Kita akan melihat sumber-sumber non-Kristen untuk menjawab pertanyaan kita mengenai apakah Yesus itu ada (eksis).
Catatan Awal Non-Kristen
Jadi, sejarahwan abad pertama mana yang menulis mengenai Yesus tapi tidak punya agenda KeKristenan? Pertama-tama, mari kita lihat musuh-musuh Yesus.
Orang Yahudi, yang memusuhiNya, punya keuntungan terbesar dengan cara meniadakan keberadaan Yesus. Tapi bukti memperlihatkan arah sebaliknya. “Beberapa tulisan Yahudi menceritakan kehidupan nyata manusia Yesus. Dua buku Gemara dari Talmud Yahudi mencatat Yesus. Kendati hanya disinggung sedikit, beberapa kalimat yand dimaksudkan untuk menentang KeTuhanan Yesus, tulisan sangat awal Yahudi ini tidak memulai argumennya dengan pernyataan bahwa Dia bukan orang yang pernah hidup (bukan tokoh sejarah).

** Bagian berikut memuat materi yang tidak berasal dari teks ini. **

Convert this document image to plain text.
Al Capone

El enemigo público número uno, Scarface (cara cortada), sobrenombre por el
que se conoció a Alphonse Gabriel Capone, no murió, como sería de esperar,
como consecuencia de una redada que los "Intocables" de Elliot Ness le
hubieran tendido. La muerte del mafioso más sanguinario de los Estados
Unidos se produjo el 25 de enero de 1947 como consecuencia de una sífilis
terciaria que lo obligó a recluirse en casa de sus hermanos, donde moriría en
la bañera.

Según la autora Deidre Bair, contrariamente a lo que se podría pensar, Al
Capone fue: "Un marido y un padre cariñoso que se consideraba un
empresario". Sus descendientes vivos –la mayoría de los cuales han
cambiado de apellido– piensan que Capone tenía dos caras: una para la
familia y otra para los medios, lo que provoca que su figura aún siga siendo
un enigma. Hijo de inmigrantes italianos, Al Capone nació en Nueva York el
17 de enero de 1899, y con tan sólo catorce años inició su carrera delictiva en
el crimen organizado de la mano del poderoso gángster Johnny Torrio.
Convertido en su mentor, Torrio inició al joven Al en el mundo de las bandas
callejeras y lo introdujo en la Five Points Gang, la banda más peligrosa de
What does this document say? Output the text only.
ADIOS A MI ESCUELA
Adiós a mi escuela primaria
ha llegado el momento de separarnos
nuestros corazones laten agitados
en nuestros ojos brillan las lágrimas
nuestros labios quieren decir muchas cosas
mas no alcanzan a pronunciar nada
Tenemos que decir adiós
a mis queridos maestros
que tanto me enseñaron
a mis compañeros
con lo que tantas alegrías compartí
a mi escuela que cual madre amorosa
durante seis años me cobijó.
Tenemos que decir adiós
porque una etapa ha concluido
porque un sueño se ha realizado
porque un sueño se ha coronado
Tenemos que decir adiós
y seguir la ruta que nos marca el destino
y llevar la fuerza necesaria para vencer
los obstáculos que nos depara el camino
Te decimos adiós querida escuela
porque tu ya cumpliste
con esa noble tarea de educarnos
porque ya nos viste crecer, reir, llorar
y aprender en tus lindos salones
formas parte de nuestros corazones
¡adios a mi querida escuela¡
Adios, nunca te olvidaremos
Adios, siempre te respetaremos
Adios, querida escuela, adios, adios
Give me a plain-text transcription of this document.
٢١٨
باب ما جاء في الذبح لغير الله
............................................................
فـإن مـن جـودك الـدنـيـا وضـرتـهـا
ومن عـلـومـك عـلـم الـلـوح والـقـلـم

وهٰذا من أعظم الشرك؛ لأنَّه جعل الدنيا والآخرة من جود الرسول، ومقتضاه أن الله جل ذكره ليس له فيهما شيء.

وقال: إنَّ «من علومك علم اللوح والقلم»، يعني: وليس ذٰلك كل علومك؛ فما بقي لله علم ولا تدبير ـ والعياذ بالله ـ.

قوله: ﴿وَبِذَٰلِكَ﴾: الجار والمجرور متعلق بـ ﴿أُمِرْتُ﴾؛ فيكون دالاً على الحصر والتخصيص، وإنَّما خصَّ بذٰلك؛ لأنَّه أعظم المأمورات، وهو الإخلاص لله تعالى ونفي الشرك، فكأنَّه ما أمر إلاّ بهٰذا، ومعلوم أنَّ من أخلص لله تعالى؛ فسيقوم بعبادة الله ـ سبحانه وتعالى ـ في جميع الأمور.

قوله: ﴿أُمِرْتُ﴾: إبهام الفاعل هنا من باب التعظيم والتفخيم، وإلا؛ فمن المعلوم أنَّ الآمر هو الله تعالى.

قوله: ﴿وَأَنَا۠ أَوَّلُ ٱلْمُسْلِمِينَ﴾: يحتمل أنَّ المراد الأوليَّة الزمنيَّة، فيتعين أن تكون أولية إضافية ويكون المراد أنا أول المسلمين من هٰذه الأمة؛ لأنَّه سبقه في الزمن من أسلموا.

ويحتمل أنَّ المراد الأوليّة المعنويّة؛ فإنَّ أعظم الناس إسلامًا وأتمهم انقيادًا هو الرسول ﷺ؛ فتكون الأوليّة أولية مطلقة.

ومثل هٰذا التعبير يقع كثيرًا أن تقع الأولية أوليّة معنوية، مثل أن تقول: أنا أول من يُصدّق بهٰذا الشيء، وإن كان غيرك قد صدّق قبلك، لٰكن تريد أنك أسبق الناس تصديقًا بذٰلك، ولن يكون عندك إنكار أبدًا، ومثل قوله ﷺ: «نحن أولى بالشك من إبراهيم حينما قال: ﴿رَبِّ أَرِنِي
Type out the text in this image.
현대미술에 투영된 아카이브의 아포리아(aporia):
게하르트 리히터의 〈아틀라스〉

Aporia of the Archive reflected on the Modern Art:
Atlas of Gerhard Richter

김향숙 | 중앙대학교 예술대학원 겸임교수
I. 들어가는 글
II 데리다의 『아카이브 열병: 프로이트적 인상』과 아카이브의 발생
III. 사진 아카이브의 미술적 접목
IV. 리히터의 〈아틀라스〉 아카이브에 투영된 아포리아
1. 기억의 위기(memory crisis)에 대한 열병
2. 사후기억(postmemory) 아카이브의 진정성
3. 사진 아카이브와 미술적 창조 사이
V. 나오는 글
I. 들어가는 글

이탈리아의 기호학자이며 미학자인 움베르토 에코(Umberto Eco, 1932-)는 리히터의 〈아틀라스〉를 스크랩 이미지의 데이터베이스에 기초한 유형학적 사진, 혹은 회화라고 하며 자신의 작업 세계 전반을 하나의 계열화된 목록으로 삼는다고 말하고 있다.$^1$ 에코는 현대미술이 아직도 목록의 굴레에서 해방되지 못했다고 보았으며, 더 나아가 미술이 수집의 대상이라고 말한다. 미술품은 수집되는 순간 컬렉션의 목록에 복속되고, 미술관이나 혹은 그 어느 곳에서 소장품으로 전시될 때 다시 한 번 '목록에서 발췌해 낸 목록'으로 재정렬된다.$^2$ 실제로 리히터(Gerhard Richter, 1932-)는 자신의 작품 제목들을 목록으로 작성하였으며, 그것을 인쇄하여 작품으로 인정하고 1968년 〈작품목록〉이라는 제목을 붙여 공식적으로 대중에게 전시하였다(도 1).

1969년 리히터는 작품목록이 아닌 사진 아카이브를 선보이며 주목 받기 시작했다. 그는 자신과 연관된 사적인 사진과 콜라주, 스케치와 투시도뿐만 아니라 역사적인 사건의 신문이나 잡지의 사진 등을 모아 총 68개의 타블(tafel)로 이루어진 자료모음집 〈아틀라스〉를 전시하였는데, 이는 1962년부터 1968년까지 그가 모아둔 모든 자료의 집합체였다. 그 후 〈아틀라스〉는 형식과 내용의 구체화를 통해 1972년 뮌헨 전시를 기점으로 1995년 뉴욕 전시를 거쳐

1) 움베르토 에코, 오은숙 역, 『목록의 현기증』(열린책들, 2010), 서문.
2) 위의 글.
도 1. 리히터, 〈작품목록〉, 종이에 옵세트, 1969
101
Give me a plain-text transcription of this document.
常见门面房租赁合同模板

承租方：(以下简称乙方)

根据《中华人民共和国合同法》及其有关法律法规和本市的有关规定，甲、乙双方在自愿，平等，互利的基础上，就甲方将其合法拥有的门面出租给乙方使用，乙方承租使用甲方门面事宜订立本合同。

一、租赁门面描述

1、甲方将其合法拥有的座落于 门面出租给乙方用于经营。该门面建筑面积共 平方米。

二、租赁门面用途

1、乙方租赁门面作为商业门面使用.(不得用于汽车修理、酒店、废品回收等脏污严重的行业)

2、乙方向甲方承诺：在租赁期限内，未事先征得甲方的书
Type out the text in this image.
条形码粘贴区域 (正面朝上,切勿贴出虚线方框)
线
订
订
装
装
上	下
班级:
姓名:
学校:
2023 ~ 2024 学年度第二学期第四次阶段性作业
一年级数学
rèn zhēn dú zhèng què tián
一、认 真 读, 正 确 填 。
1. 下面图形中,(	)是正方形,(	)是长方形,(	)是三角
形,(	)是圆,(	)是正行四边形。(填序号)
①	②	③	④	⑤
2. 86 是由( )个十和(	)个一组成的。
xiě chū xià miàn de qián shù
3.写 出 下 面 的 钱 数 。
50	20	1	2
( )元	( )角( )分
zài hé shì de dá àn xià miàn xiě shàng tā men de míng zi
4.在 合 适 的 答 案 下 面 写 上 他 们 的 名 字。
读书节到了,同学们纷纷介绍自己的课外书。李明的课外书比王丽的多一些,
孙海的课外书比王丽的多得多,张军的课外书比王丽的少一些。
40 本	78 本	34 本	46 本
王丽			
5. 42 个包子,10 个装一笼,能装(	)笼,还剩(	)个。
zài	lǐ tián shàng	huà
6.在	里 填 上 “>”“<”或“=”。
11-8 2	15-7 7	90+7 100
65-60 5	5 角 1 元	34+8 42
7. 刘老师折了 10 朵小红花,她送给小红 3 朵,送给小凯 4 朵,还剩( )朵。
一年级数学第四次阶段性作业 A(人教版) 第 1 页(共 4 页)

Flavius Josephus adalah sejarahwan terkemuka Yahudi yang mulai menulis pada jaman Romawi di tahun 67. Josephus, yang lahir hanya beberapa tahun setelah Yesus meninggal, tentu sangat tahu reputasi Yesus dimata orang Yahudi dan Romawi. Dalam tulisan terkenalnya, Jaman Kuno Yahudi (a.d. 93), Josephus menulis Yesus sebagai manusia nyata. ” Pada masa kehidupan Yesus, seorang yang suci, mungkin seperti itu Dia dipanggil, karena Dia melakukan hal-hal luar biasa, dan mengajar orang-orang, dan dengan gembira menerima kebenaran“. Dan Dia dipercayai oleh banyak orang Yahudi dan Yunani. Dia adalah Mesias.” Kendati ada perdebatan mengenai beberapa kata dari catatannya, terutama berkaitan dengan Yesus sebagai Mesias (para ahli yang skeptis berpikir bahwa orang Kristen menyidipkan kalimat ini), bisa dipastikan Josephus mengkonfirmasikan keberadaan (eksistensi) dari Yesus.
Bagaimana dengan sejarahwan sekuler — mereka yang hidup di jaman itu tapi tidak punya motivasi relegius? Saat ini, ada konfirmasi sedikitnya 19 penulis sekuler yang mencatat Yesus sebagai manusia nyata.
Salah satu sejarahwan terkemuka , Cornelius Tacitus, menegaskan bahwa Yesus telah menderita dibawah (pemerintahan Pontius) Pilatus. Tacitus lahir 25 tahun setelah Yesus wafat, dan dia melihat bagaimana penyebaran KeKristenan mulai memberi dampak terhadap Roma. Sejarahwan Romawi menulis secara negatif mengenai Yesus dan orang Kristen, mengidentifikasi mereka, ditahun 115, sebagai ” ras manusia yang tidak disukai karena perilaku jahatnya, dan secara umum disebut Kristiani”. Nama itu diambil dari Kristus, yang pada pemerintahan Tiberius, menderita dibawah Pontius Pilatus, Penguasa Yudea.”